A listagem da ANA não inclui todas as barragens de Goiás. Enquanto a Agência Nacional de Águas conta 833 barragens em Goiás, a Secretaria Estadual de Meio Ambiente e Desenvolvimento Sustentável (SEMAD) conta mais de 6 mil. A discrepância existe porque a ANA tem atribuição de regular barragens de águas interestaduais, em rios cuja acumulação de água influencia toda bacia hidrográfica, e a Semad regula barragens pequenas de proprietários de terras. Há ainda as estruturas reguladas pela Agência Nacional de Mineração (ANM), para contenção de rejeitos.
Gilson Gitirana é professor da Escola de Engenharia Civil da Universidade Federal de Goiás e vice-diretor do CBDB em Goiás. O professor afirma que as grandes barragens são em geral as mais seguras. “As grandes estruturas são projetadas de maneira muito conservadora, por profissionais muito qualificados. Existem registros de falhas nessas barragens, mas são a exceção. Via de regra, os problemas ocorrem nas barragens pequenas, dentro de fazendas, cuja construção pode ter sido realizada com a economia como critério.”
Gilson Gitirana afirma que as barragens de mineração, para contenção de rejeitos, também são frequentemente problemáticas. Depois do acidente da barragem de Brumadinho, em 2019, a legislação foi alterada para proibir as barragens à montante. Montante a técnica mais barata para construção da contenção, que cresce em “degraus” feitos com o próprio rejeito, acumulados sobre o dique inicial. Desde então, novas barragens deixaram de ser construídas com esta técnica, e as barragens à montante já existentes precisam ser descaracterizadas.

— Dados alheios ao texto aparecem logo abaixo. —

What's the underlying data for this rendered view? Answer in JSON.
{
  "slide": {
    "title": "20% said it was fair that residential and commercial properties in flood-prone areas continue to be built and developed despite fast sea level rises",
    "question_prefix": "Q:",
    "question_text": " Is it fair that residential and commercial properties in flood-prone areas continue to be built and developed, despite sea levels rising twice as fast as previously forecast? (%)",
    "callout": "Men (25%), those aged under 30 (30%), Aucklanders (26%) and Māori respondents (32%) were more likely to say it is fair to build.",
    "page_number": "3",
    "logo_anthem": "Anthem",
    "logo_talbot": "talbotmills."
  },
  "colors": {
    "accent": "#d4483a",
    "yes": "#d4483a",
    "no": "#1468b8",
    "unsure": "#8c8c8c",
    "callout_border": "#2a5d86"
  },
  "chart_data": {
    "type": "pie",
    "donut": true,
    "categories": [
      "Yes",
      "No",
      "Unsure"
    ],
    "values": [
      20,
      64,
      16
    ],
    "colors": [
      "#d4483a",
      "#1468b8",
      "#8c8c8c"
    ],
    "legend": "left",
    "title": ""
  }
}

O depósito de rejeitos da mineradora Maracá, no córrego Baco Pari, é formado por um barramento principal e dois diques que foram construídos à montante. Gilson Gitirana explica que “descaracterização” é um termo que significa a remoção completa das estruturas ou sua reconstrução parcial. O prazo para a descaracterização de todas as barragens no país terminava em 2021, mas o período foi prorrogado.
“As barragens de mineração seguem especificações técnicas com métodos construtivos mais vulneráveis, caso controles não sejam corretamente executados”, explica Gilson Gitirana. “Uma questão é a drenagem, que é mais desafiadora, exige mais cuidados. A outra questão é o corpo do barramento, que é menor. Quem decide essas questões não é engenheiro, é o poder econômico. O engenheiro é contratado para executar a obra com um orçamento limitado. No caso de Brumadinho, por exemplo, os engenheiros eram de altíssimo nível e tinham formação especializada, mas o problema ocorreu porque metas econômicas foram priorizadas.”
Outro problema da contenção de rejeitos de mineradoras decorre do fato de que a fiscalização pode ser feita por empresas contratadas pelas próprias mineradoras. Gilson Gitirana afirma: “São empresas autorizadas pelos órgãos públicos, mas ainda assim, acredito que exista um conflito de interesses: o proprietário contrata sua própria fiscalização.” Em 2021, a barragem da mineradora Maracá passou por inspeção de operacionalidade e segurança pela companhia canadense Lundin Mining.